La situation de l'entreprise est extrêmement préoccupante et ne cesse de se dégrader : les résultats sont en déficit constant et chutent fortement, les ratios de gestion se détériorent, l'endettement extérieur double sur trois ans tandis que l'ensemble des dettes augmente de 53 %.

Face aux difficultés du journal, un plan de redressement a été lancé en 2005, passant par des compressions de personnels, la réduction de certains postes de dépenses, la diminution de la pagination ou encore la non parution les jours fériés.

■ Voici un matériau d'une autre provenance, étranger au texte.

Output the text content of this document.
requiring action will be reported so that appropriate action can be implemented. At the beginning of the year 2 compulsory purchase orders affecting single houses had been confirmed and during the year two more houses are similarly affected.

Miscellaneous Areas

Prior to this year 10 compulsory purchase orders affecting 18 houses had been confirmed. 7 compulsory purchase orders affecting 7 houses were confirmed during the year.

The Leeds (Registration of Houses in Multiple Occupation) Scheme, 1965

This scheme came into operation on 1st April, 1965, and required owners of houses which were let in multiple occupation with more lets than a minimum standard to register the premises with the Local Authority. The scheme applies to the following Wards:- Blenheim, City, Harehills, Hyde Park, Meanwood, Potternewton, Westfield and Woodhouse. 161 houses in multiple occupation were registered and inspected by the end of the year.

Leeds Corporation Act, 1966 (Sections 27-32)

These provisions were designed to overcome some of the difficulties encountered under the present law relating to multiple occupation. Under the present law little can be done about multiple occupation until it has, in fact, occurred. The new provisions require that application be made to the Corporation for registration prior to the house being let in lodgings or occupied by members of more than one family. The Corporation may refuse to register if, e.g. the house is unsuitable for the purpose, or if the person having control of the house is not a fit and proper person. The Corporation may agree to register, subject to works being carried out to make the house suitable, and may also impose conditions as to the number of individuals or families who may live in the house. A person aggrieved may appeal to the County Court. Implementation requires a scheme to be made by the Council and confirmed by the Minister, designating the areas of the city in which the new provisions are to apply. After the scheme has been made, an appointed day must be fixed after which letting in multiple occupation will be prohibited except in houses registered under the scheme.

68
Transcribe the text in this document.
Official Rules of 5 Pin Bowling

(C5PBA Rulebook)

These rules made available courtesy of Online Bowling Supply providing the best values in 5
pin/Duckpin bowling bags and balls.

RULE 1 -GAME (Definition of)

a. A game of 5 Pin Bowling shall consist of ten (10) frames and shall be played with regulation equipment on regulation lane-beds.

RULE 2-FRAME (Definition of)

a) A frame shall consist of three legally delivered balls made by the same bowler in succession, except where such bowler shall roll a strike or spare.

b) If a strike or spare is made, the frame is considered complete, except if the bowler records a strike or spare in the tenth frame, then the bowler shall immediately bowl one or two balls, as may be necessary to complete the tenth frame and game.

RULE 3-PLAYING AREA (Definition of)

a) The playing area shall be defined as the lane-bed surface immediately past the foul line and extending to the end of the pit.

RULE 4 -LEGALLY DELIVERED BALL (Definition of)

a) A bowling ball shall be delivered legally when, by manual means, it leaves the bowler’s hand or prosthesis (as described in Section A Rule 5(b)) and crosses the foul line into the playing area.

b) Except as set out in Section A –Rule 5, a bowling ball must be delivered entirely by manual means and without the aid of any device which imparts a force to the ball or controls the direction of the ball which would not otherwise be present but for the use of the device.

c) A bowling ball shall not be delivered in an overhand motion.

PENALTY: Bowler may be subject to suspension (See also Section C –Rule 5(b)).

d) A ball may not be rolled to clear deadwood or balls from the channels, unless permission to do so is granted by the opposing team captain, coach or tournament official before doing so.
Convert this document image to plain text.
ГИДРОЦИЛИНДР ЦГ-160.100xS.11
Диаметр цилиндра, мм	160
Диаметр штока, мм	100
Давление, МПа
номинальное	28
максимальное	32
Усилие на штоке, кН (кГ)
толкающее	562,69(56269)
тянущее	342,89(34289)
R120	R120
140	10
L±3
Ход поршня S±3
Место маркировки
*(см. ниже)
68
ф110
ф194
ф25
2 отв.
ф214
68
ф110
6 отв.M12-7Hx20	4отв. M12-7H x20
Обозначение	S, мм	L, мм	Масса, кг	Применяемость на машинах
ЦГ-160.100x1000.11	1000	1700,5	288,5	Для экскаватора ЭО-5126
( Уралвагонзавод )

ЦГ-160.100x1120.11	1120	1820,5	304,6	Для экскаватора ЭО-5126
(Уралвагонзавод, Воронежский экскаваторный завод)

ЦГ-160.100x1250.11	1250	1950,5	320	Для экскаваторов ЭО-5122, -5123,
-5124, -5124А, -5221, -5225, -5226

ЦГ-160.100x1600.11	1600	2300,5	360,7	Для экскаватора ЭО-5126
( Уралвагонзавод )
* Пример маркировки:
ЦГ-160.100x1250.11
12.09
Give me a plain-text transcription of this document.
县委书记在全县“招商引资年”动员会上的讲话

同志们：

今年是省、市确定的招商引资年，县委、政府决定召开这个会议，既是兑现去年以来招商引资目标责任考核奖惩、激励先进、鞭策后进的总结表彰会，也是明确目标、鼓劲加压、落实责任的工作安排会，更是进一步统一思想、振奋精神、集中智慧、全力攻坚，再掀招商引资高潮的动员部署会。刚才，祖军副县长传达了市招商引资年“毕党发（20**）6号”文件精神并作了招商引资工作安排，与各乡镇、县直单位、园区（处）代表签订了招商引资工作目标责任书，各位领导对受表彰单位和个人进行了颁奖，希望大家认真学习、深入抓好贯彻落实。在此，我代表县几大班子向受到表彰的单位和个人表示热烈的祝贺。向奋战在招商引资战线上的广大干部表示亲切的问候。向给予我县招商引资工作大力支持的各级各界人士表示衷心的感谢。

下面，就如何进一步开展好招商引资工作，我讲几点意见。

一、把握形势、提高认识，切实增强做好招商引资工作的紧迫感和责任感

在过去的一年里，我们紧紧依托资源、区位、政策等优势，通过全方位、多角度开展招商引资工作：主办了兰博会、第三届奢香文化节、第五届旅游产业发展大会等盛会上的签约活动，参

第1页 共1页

Ces mesures n'ont pas produit tous les effets escomptés et L'Humanité se trouve toujours dans une situation très fragile, présentant tous les signes d'une grave dérive financière.

DONNÉES FINANCIÈRES DE L'HUMANITÉ

f) La Croix

Dans ce paysage morose, La Croix fait figure d'exception. Le chiffre d'affaires, la part de marché et la diffusion de l'entreprise sont en progression constante. Le titre poursuit ainsi la croissance de sa diffusion pour la septième année consécutive.

Déficitaire en 2004, la société est redevenue bénéficiaire en 2005. Sa situation demeure saine, du fait en particulier de son faible endettement.

DONNÉES FINANCIÈRES DE LA CROIX

* 17 Excédent brut d'exploitation (EBE) / chiffre d'affaires (CA).